Statin Drugs Not Advised for Healthy Seniors Over 75

In keeping with a more modern approach to medicine and increasing concern about over-prescribing drugs especially among older adults, a new study reveals that a surprising number of healthy seniors over the age of 75 are still taking statin drugs even though guidelines do not recommend them for this age group.

According to a recent report by the New York Times, almost half of adults over 75 take statin medications to lower cholesterol and reduce the risk of heart attack or stroke, even if they are healthy.  Although statins are advised for older patients who have already had a stroke or heart attack, there is no compelling evidence that primary statin therapy has any benefit for adults over 75 and the drug can result in side effects that lower quality of life.  Muscle pain, fatigue and mental fuzziness are common complaints older adults report while taking statins which can also interact with other prescriptions including proton pump inhibitors, some antibiotics as well as blood pressure and heart medications.
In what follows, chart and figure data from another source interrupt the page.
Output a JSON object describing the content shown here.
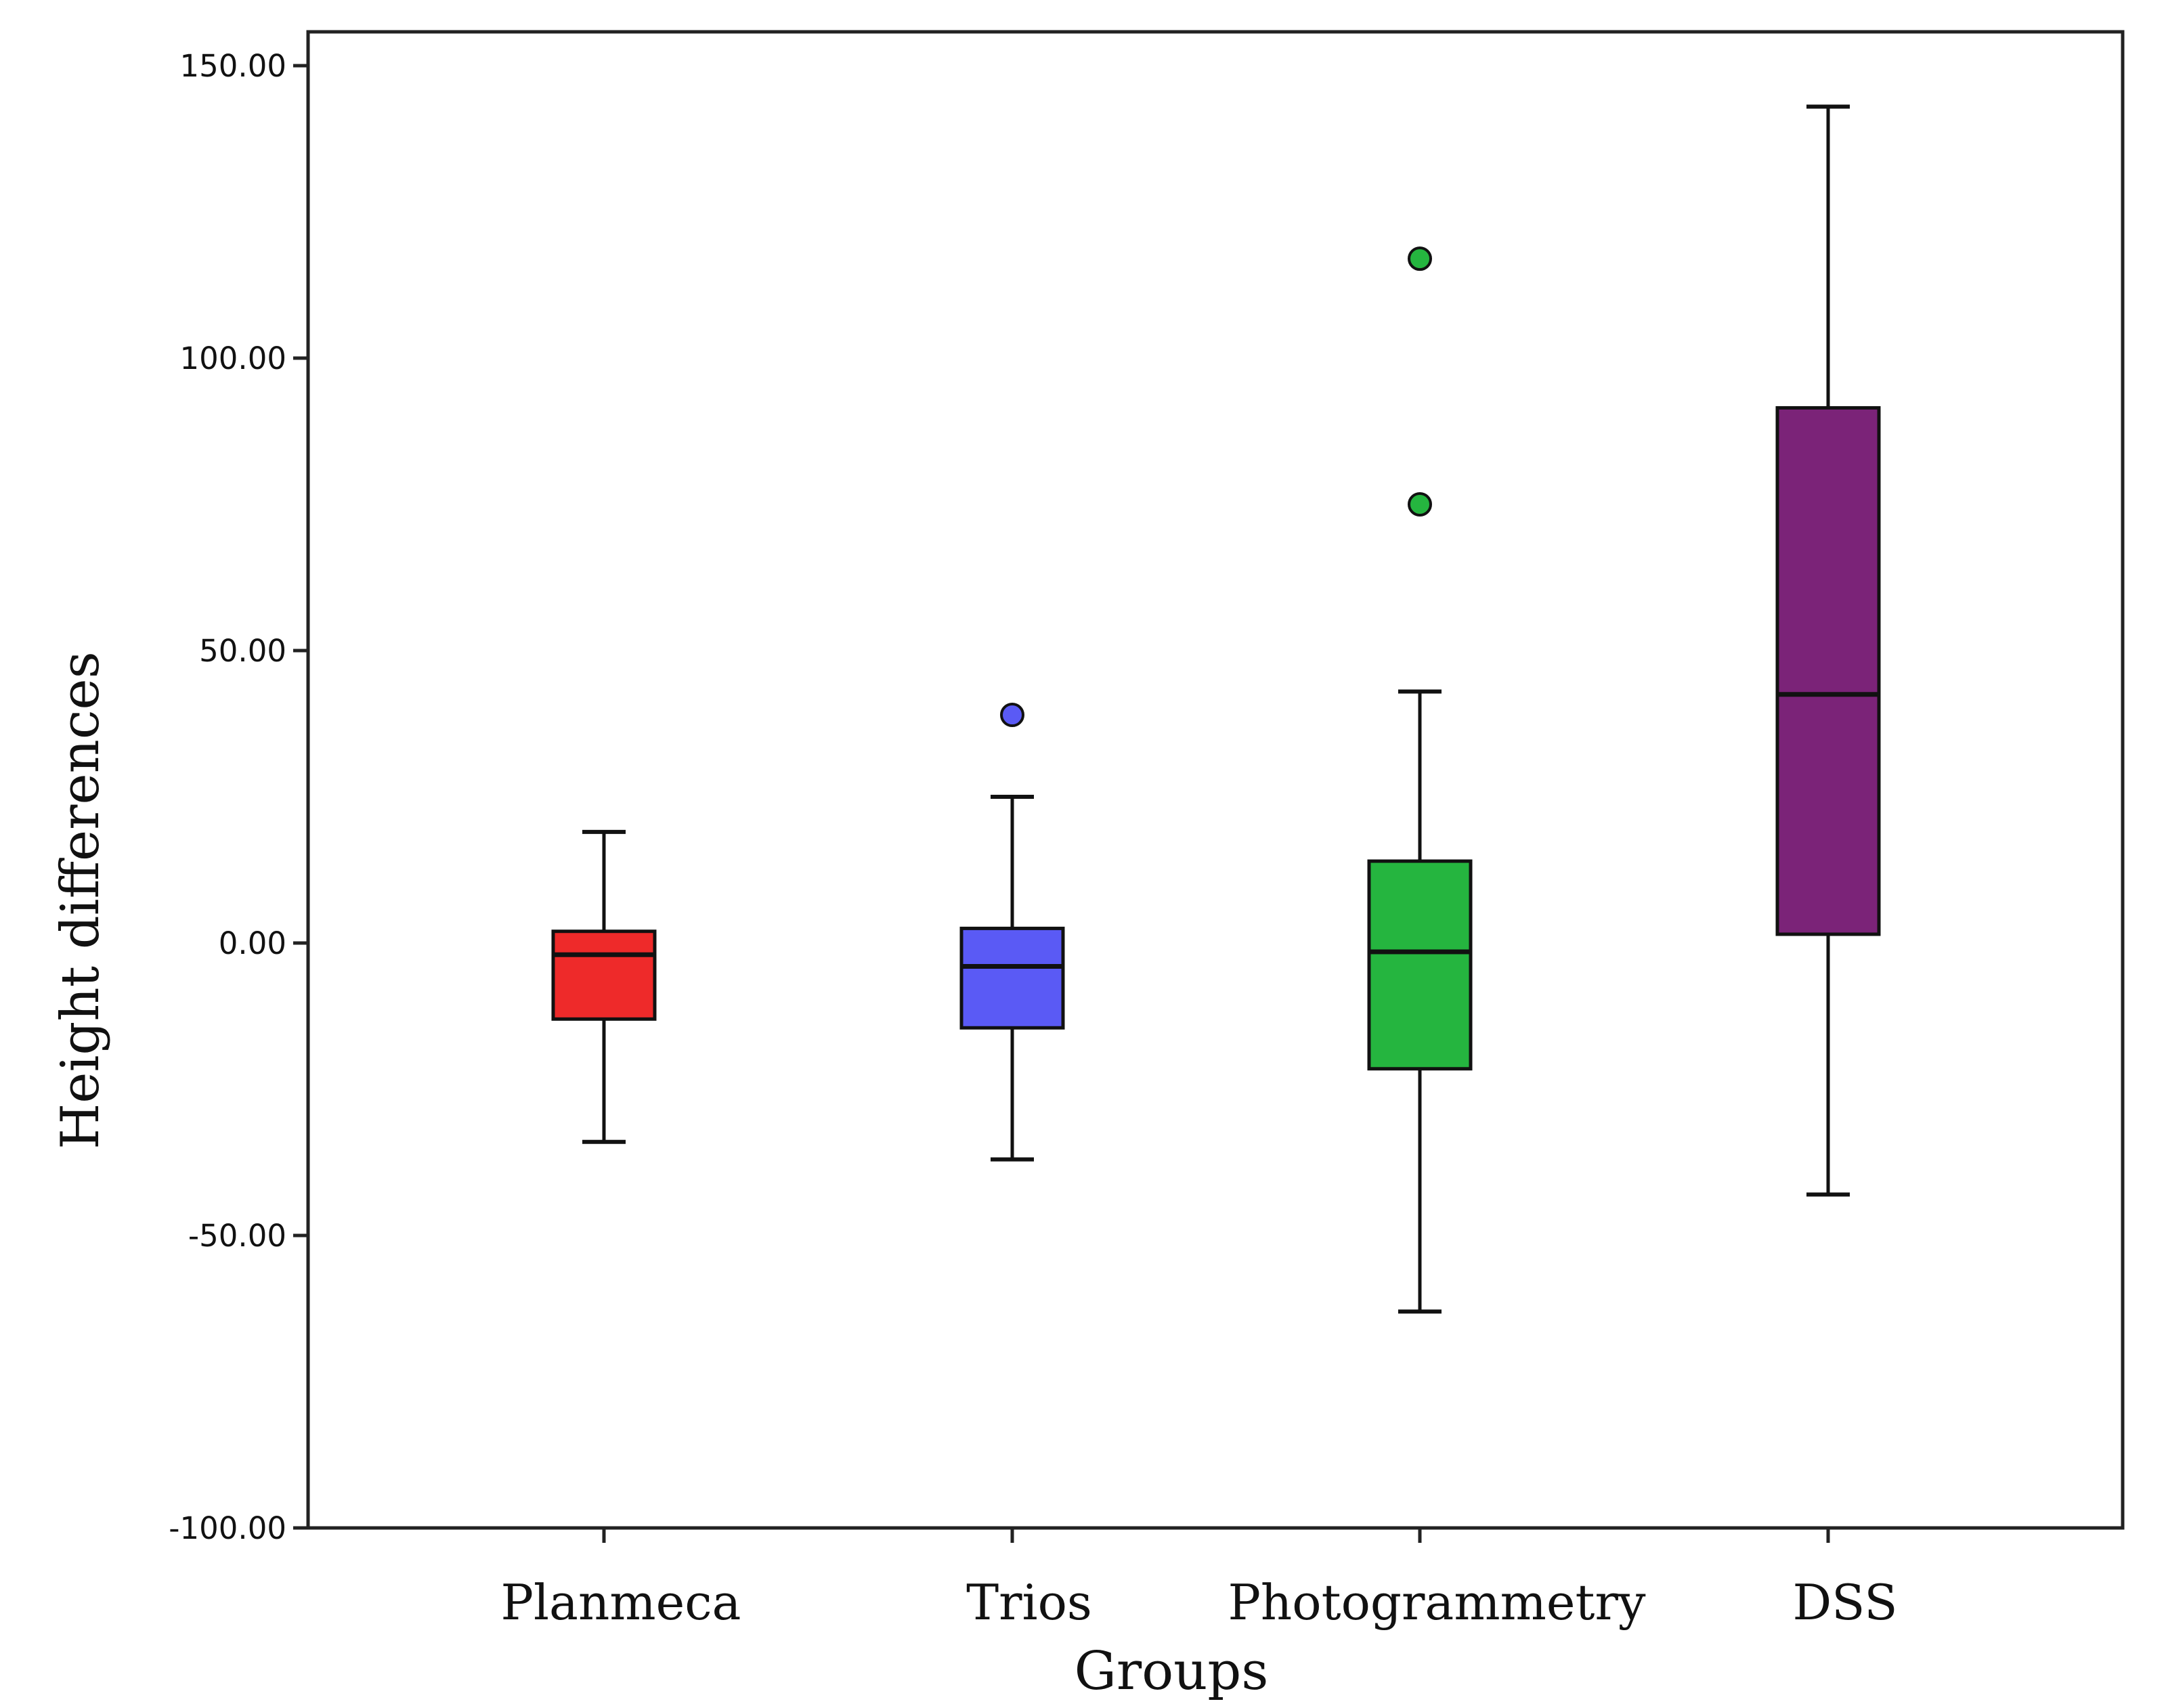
{
  "chart_data": {
    "type": "box",
    "title": "",
    "xlabel": "Groups",
    "ylabel": "Height differences",
    "ylim": [
      -100,
      150
    ],
    "yticks": [
      {
        "value": 150,
        "label": "150.00"
      },
      {
        "value": 100,
        "label": "100.00"
      },
      {
        "value": 50,
        "label": "50.00"
      },
      {
        "value": 0,
        "label": "0.00"
      },
      {
        "value": -50,
        "label": "-50.00"
      },
      {
        "value": -100,
        "label": "-100.00"
      }
    ],
    "grid": false,
    "categories": [
      "Planmeca",
      "Trios",
      "Photogrammetry",
      "DSS"
    ],
    "series": [
      {
        "name": "Planmeca",
        "color": "#ee2a2a",
        "whisker_low": -34,
        "q1": -13,
        "median": -2,
        "q3": 2,
        "whisker_high": 19,
        "outliers": []
      },
      {
        "name": "Trios",
        "color": "#5a5af5",
        "whisker_low": -37,
        "q1": -14.5,
        "median": -4,
        "q3": 2.5,
        "whisker_high": 25,
        "outliers": [
          39
        ]
      },
      {
        "name": "Photogrammetry",
        "color": "#25b53f",
        "whisker_low": -63,
        "q1": -21.5,
        "median": -1.5,
        "q3": 14,
        "whisker_high": 43,
        "outliers": [
          75,
          117
        ]
      },
      {
        "name": "DSS",
        "color": "#7b2378",
        "whisker_low": -43,
        "q1": 1.5,
        "median": 42.5,
        "q3": 91.5,
        "whisker_high": 143,
        "outliers": []
      }
    ]
  }
}
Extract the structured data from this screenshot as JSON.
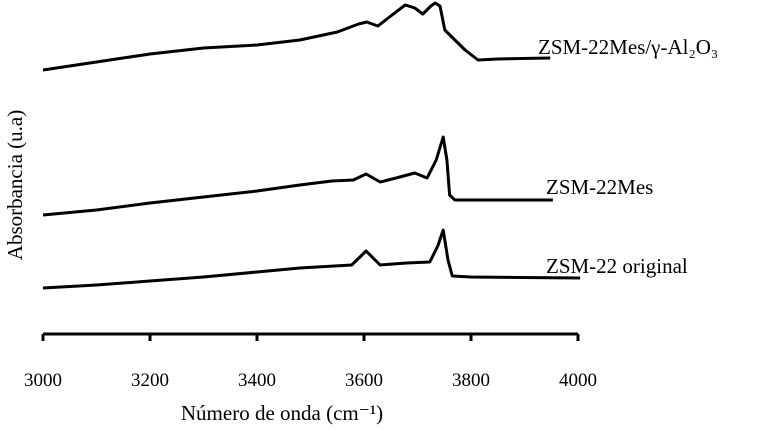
{
  "chart_data": {
    "type": "line",
    "title": "",
    "xlabel": "Número de onda (cm⁻¹)",
    "ylabel": "Absorbancia (u.a)",
    "xlim": [
      3000,
      4000
    ],
    "ylim": [
      0,
      3.34
    ],
    "xticks": [
      "3000",
      "3200",
      "3400",
      "3600",
      "3800",
      "4000"
    ],
    "grid": false,
    "legend": "inline labels at right end of each curve",
    "series": [
      {
        "name": "ZSM-22Mes/γ-Al₂O₃",
        "x": [
          3000,
          3100,
          3200,
          3300,
          3400,
          3480,
          3550,
          3590,
          3605,
          3626,
          3650,
          3677,
          3695,
          3710,
          3725,
          3733,
          3742,
          3751,
          3770,
          3789,
          3813,
          3850,
          3948
        ],
        "y": [
          2.64,
          2.72,
          2.8,
          2.86,
          2.89,
          2.94,
          3.02,
          3.1,
          3.12,
          3.08,
          3.18,
          3.29,
          3.26,
          3.2,
          3.28,
          3.31,
          3.28,
          3.04,
          2.94,
          2.84,
          2.74,
          2.75,
          2.76
        ]
      },
      {
        "name": "ZSM-22Mes",
        "x": [
          3000,
          3100,
          3200,
          3300,
          3400,
          3480,
          3540,
          3580,
          3604,
          3630,
          3660,
          3695,
          3718,
          3735,
          3748,
          3755,
          3760,
          3770,
          3850,
          3953
        ],
        "y": [
          1.19,
          1.24,
          1.31,
          1.37,
          1.43,
          1.49,
          1.53,
          1.54,
          1.6,
          1.52,
          1.56,
          1.61,
          1.56,
          1.74,
          1.97,
          1.74,
          1.39,
          1.34,
          1.34,
          1.34
        ]
      },
      {
        "name": "ZSM-22 original",
        "x": [
          3000,
          3100,
          3200,
          3300,
          3400,
          3480,
          3577,
          3604,
          3630,
          3680,
          3723,
          3738,
          3748,
          3757,
          3765,
          3800,
          4004
        ],
        "y": [
          0.46,
          0.49,
          0.53,
          0.57,
          0.62,
          0.66,
          0.69,
          0.83,
          0.69,
          0.71,
          0.72,
          0.88,
          1.04,
          0.74,
          0.58,
          0.57,
          0.56
        ]
      }
    ]
  }
}
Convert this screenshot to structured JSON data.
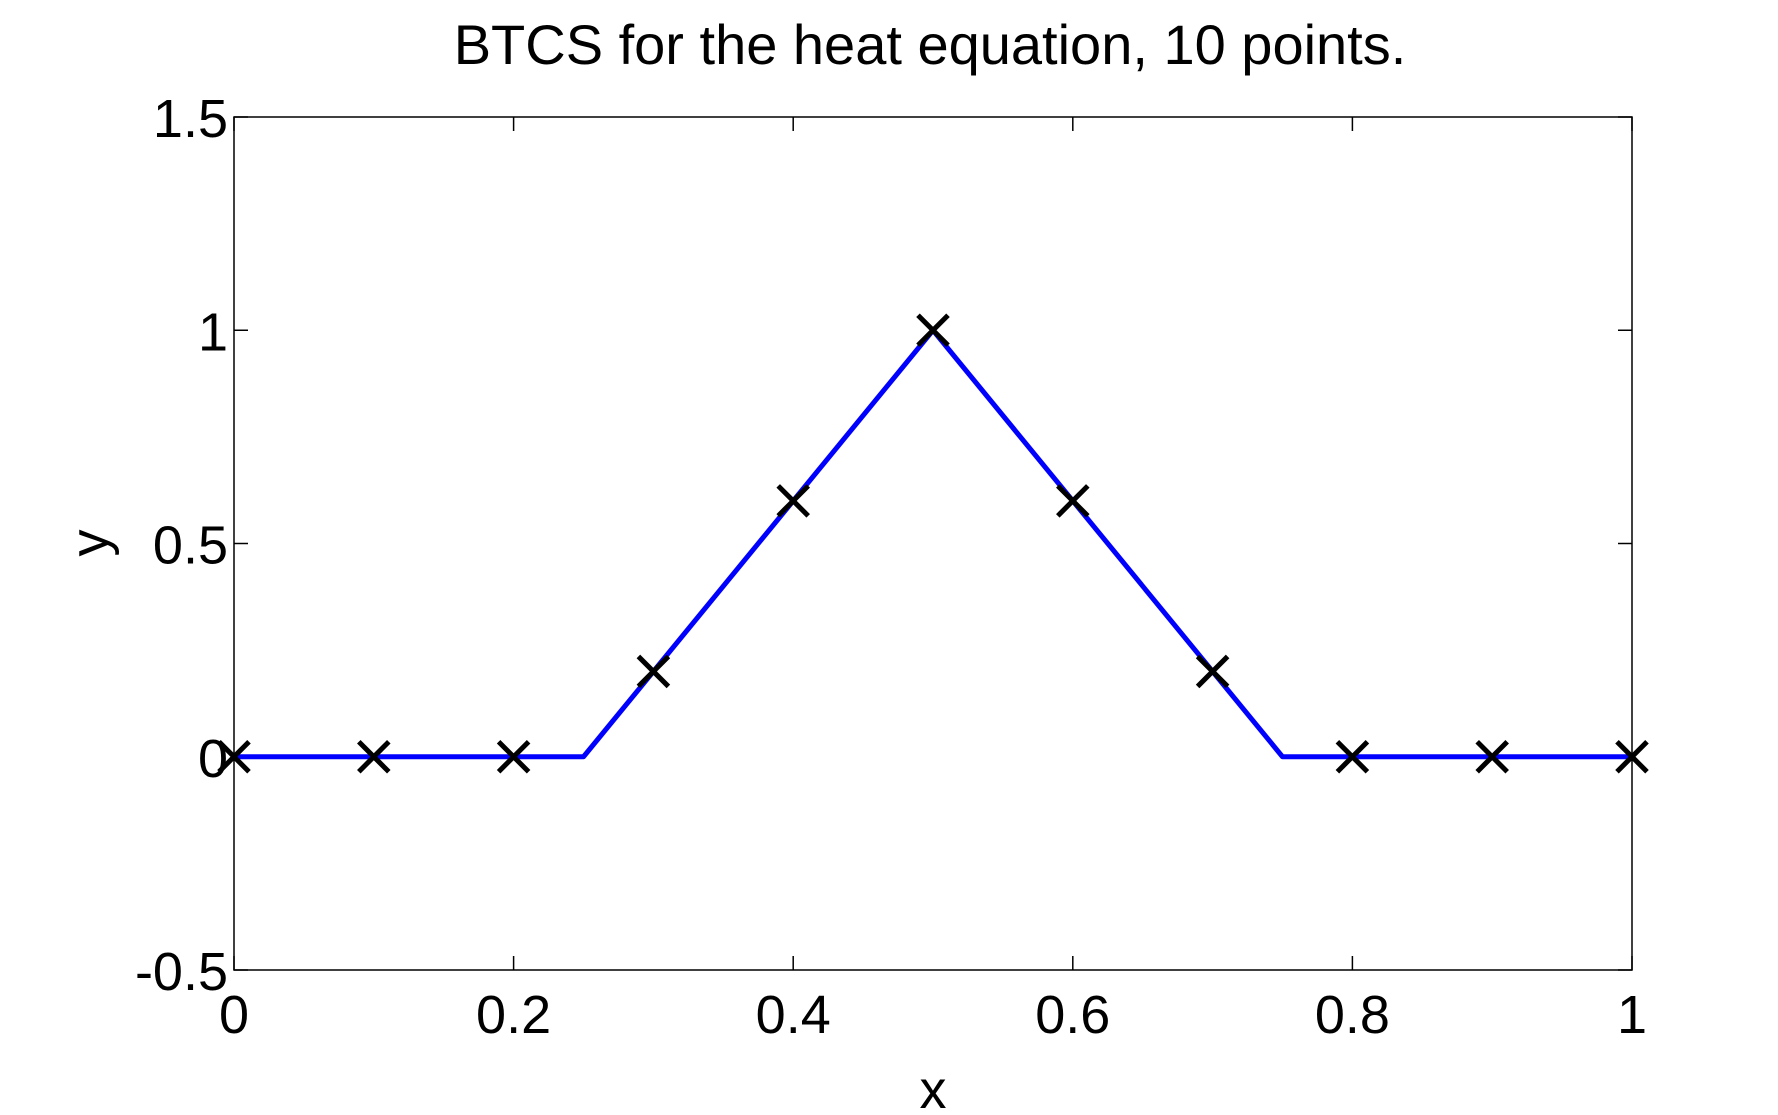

For a statin drug’s benefits to pay off as a preventative therapy it may take up to five years which raises many questions for patients over the age of 75 experiencing side effects.  And for elderly patients in long-term care, with other chronic diseases that will shorten life or with advanced dementia, it may be time to talk with the doctor about what medications that are unlikely to offer any benefit can be stopped.

In 2016, the United States Preventive Services Task Forces issued a recommendation for statin use as primary prevention in adults between 40 and 75 with risk factors including high cholesterol, diabetes, high blood pressure or smoking.  The task force also only recommends statins if the risk of a cardiovascular event over 10 years is 10 per cent or greater.

Drugs and food that interact with statins

  • Grapefruit – ask you doctor how much is safe and won’t interfere with metabolizing statins
  • Amiodarone (Cordarone, Pacerone), a medication for irregular heart rhythms
  • Gemfibrozil (Lopid), another variety of cholesterol drug
  • Protease inhibitors, such as saquinavir (Invirase) and ritonavir (Norvir)
  • Some antibiotic and antifungal medications, such as clarithromycin (Biaxin) and itraconazole (Onmel, Sporanox)
  • Some immunosuppressant medications, such as cyclosporine (Gengraf, Neoral, Sandimmune)

Source: Mayo Clinic

To learn more about statins, the benefits and the side effects, follow this link to the Mayo Clinic website. 

As with any medication, it is important to talk with your doctor before stopping or starting any prescription.  And alway inform your physician and your pharmacist about ALL medications and supplements you are taking.